A few years back, I was in Italy buying sunglasses . At the grand sunglasses event, with no expense spared, lunch. 

The sort of communal leisurely lunch that often leads to business being done. 

On the walls to one side, an advert for a brand’s next campaign, with some 40 something male looking out into space, thinking, pondering and using his sunglasses as an aid.

I thought it was cool, Bret Easton Ellis, the ultimate chronicler of luxurious consumption fiction being used to sell luxurious Italian made sunglasses. 

The person sat next to me didn’t know who it was, until I said ‘American Psycho?’.

American Psycho, not the film (which is very also good), is a watershed moment for contemporary fiction, the fiction of the now, just 30 odd years ago.

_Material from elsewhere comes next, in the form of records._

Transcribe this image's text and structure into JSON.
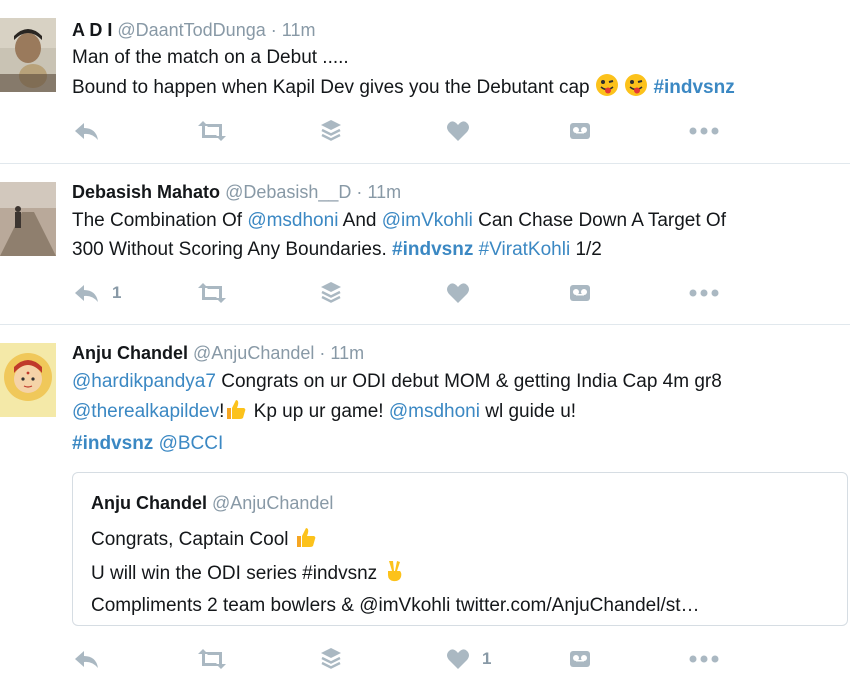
{
  "tweets": [
    {
      "name": "A D I",
      "handle": "@DaantTodDunga",
      "dot": "·",
      "time": "11m",
      "line1": "Man of the match on a Debut .....",
      "line2_text": "Bound to happen when Kapil Dev gives you the Debutant cap",
      "line2_tag": "#indvsnz",
      "reply_count": ""
    },
    {
      "name": "Debasish Mahato",
      "handle": "@Debasish__D",
      "dot": "·",
      "time": "11m",
      "l1_a": "The Combination Of ",
      "l1_mention1": "@msdhoni",
      "l1_b": " And ",
      "l1_mention2": "@imVkohli",
      "l1_c": " Can Chase Down A Target Of",
      "l2_a": "300 Without Scoring Any Boundaries. ",
      "l2_tag1": "#indvsnz",
      "l2_tag2": "#ViratKohli",
      "l2_b": " 1/2",
      "reply_count": "1"
    },
    {
      "name": "Anju Chandel",
      "handle": "@AnjuChandel",
      "dot": "·",
      "time": "11m",
      "l1_mention": "@hardikpandya7",
      "l1_text": " Congrats on ur ODI debut MOM & getting India Cap 4m gr8",
      "l2_mention1": "@therealkapildev",
      "l2_a": "!",
      "l2_b": " Kp up ur game! ",
      "l2_mention2": "@msdhoni",
      "l2_c": " wl guide u!",
      "l3_tag": "#indvsnz",
      "l3_mention": "@BCCI",
      "like_count": "1",
      "quote": {
        "name": "Anju Chandel",
        "handle": "@AnjuChandel",
        "line1": "Congrats, Captain Cool",
        "line2": "U will win the ODI series #indvsnz",
        "line3": "Compliments 2 team bowlers & @imVkohli twitter.com/AnjuChandel/st…"
      }
    }
  ],
  "icons": [
    "reply-icon",
    "retweet-icon",
    "buffer-icon",
    "like-icon",
    "tape-icon",
    "more-icon"
  ],
  "colors": {
    "link": "#3b88c3",
    "muted": "#8899a6",
    "icon": "#aab8c2",
    "divider": "#e1e8ed"
  }
}
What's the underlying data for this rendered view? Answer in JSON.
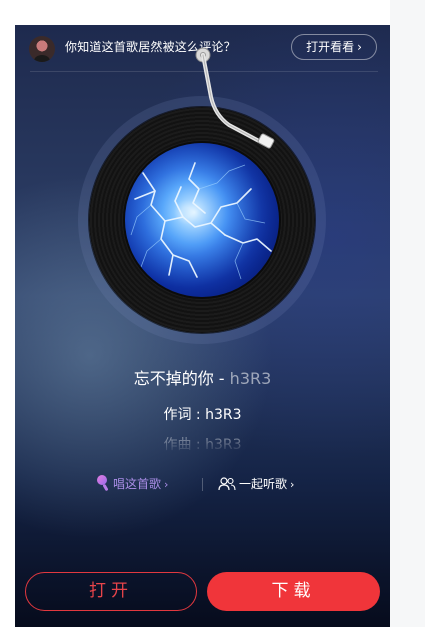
{
  "banner": {
    "text": "你知道这首歌居然被这么评论？",
    "button_label": "打开看看",
    "chevron": "›"
  },
  "player": {
    "song_title": "忘不掉的你",
    "separator": " - ",
    "artist": "h3R3",
    "lyrics": [
      "作词 : h3R3",
      "作曲 : h3R3"
    ],
    "cover_icon": "lightning-cover-image",
    "disc_icon": "vinyl-disc",
    "tonearm_icon": "tonearm"
  },
  "actions": {
    "sing_label": "唱这首歌",
    "listen_together_label": "一起听歌",
    "chevron": "›",
    "sing_icon": "microphone-icon",
    "listen_icon": "people-icon"
  },
  "footer": {
    "open_label": "打开",
    "download_label": "下载"
  },
  "colors": {
    "accent_red": "#f0353a",
    "sing_purple": "#a98de6",
    "background_top": "#1e2a4e",
    "background_bottom": "#060b1c"
  }
}
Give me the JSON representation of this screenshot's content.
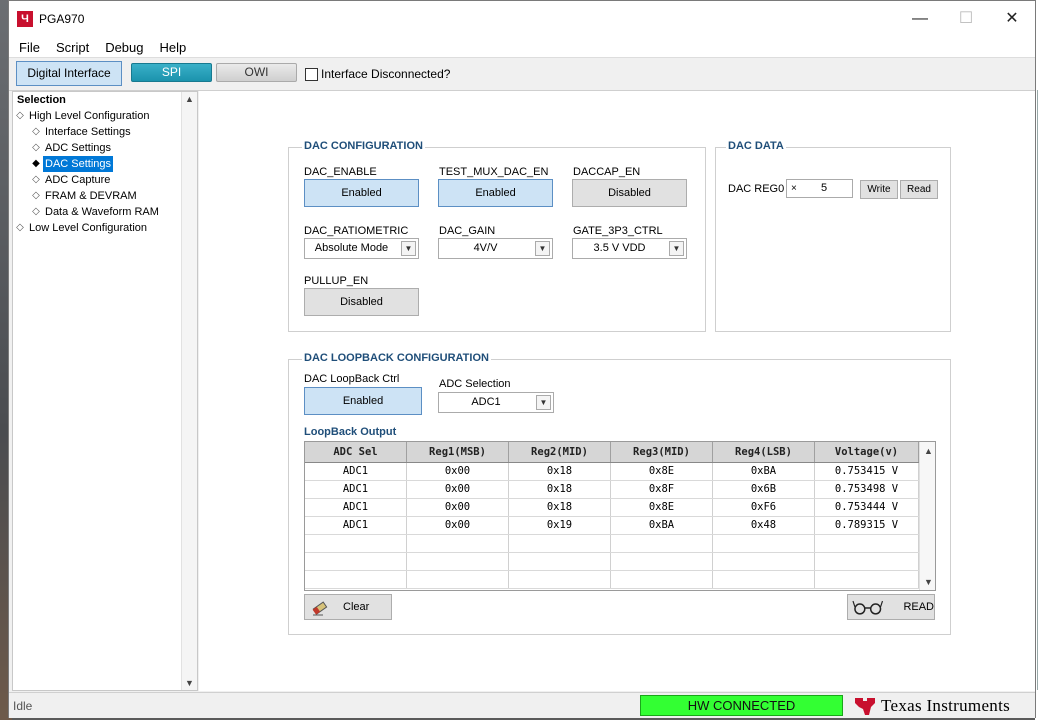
{
  "window": {
    "title": "PGA970",
    "app_icon_glyph": "Ч",
    "min_glyph": "—",
    "max_glyph": "☐",
    "close_glyph": "✕"
  },
  "menu": [
    "File",
    "Script",
    "Debug",
    "Help"
  ],
  "toolbar": {
    "digital_interface": "Digital Interface",
    "spi": "SPI",
    "owi": "OWI",
    "interface_disconnected": "Interface Disconnected?"
  },
  "sidebar": {
    "header": "Selection",
    "items": [
      {
        "label": "High Level Configuration",
        "level": 0
      },
      {
        "label": "Interface Settings",
        "level": 1
      },
      {
        "label": "ADC Settings",
        "level": 1
      },
      {
        "label": "DAC Settings",
        "level": 1,
        "selected": true
      },
      {
        "label": "ADC Capture",
        "level": 1
      },
      {
        "label": "FRAM & DEVRAM",
        "level": 1
      },
      {
        "label": "Data & Waveform RAM",
        "level": 1
      },
      {
        "label": "Low Level Configuration",
        "level": 0
      }
    ]
  },
  "dac_config": {
    "title": "DAC CONFIGURATION",
    "dac_enable": {
      "label": "DAC_ENABLE",
      "value": "Enabled"
    },
    "test_mux": {
      "label": "TEST_MUX_DAC_EN",
      "value": "Enabled"
    },
    "daccap": {
      "label": "DACCAP_EN",
      "value": "Disabled"
    },
    "ratiometric": {
      "label": "DAC_RATIOMETRIC",
      "value": "Absolute Mode"
    },
    "gain": {
      "label": "DAC_GAIN",
      "value": "4V/V"
    },
    "gate": {
      "label": "GATE_3P3_CTRL",
      "value": "3.5 V VDD"
    },
    "pullup": {
      "label": "PULLUP_EN",
      "value": "Disabled"
    }
  },
  "dac_data": {
    "title": "DAC DATA",
    "reg_label": "DAC REG0",
    "reg_prefix": "×",
    "reg_value": "5",
    "write": "Write",
    "read": "Read"
  },
  "loopback": {
    "title": "DAC LOOPBACK CONFIGURATION",
    "ctrl_label": "DAC LoopBack Ctrl",
    "ctrl_value": "Enabled",
    "adc_sel_label": "ADC Selection",
    "adc_sel_value": "ADC1",
    "output_label": "LoopBack Output",
    "columns": [
      "ADC Sel",
      "Reg1(MSB)",
      "Reg2(MID)",
      "Reg3(MID)",
      "Reg4(LSB)",
      "Voltage(v)"
    ],
    "rows": [
      [
        "ADC1",
        "0x00",
        "0x18",
        "0x8E",
        "0xBA",
        "0.753415 V"
      ],
      [
        "ADC1",
        "0x00",
        "0x18",
        "0x8F",
        "0x6B",
        "0.753498 V"
      ],
      [
        "ADC1",
        "0x00",
        "0x18",
        "0x8E",
        "0xF6",
        "0.753444 V"
      ],
      [
        "ADC1",
        "0x00",
        "0x19",
        "0xBA",
        "0x48",
        "0.789315 V"
      ],
      [
        "",
        "",
        "",
        "",
        "",
        ""
      ],
      [
        "",
        "",
        "",
        "",
        "",
        ""
      ],
      [
        "",
        "",
        "",
        "",
        "",
        ""
      ]
    ],
    "clear": "Clear",
    "read": "READ"
  },
  "status": {
    "text": "Idle",
    "hw": "HW CONNECTED",
    "brand": "Texas Instruments",
    "hw_color": "#33ff33"
  }
}
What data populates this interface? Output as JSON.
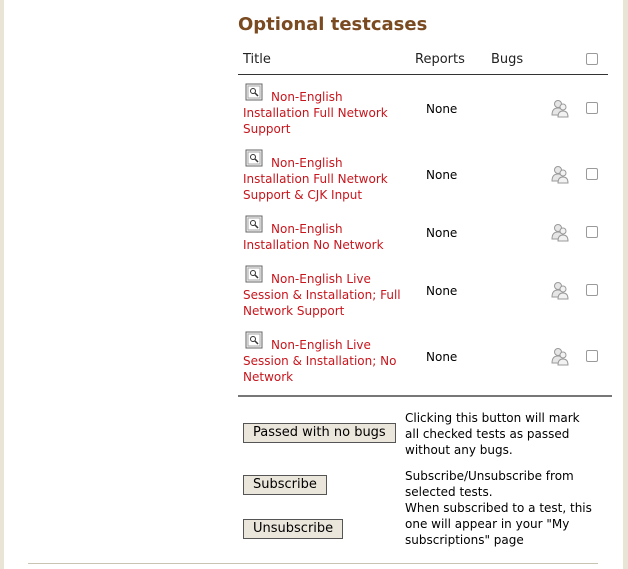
{
  "section": {
    "title": "Optional testcases"
  },
  "table": {
    "headers": {
      "title": "Title",
      "reports": "Reports",
      "bugs": "Bugs"
    },
    "rows": [
      {
        "title": "Non-English Installation Full Network Support",
        "reports": "None"
      },
      {
        "title": "Non-English Installation Full Network Support & CJK Input",
        "reports": "None"
      },
      {
        "title": "Non-English Installation No Network",
        "reports": "None"
      },
      {
        "title": "Non-English Live Session & Installation; Full Network Support",
        "reports": "None"
      },
      {
        "title": "Non-English Live Session & Installation; No Network",
        "reports": "None"
      }
    ]
  },
  "actions": {
    "passed_label": "Passed with no bugs",
    "passed_desc": "Clicking this button will mark all checked tests as passed without any bugs.",
    "subscribe_label": "Subscribe",
    "unsubscribe_label": "Unsubscribe",
    "subscribe_desc_1": "Subscribe/Unsubscribe from selected tests.",
    "subscribe_desc_2": "When subscribed to a test, this one will appear in your \"My subscriptions\" page"
  },
  "icons": {
    "testcase": "document-icon",
    "subscription": "subscribers-icon"
  },
  "colors": {
    "title": "#7a4a21",
    "link": "#c7161d",
    "button_bg": "#ebe6dc"
  }
}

Written in clear, crisp, factual sentences which horrify.

The imagery from rats to clothes, food to New York life, was designed to get under the skin, to show a world, that from afar could be paradise but up close was fetid.

This has been BEE’s calling card throughout his career, creating a world which feeds sometimes directly, often obliquely into modern consumer journalism, whether Vice or GQ, Telegraph or Grazia.

Everything he writes, is a must. 

So this, the first collection of non fiction for Easton Ellis, not something you have to like, nor agree with – on lots of levels I did neither and then sometimes I did – but, if you want to partake in this world, he ought to be read, to be understood, to be debated.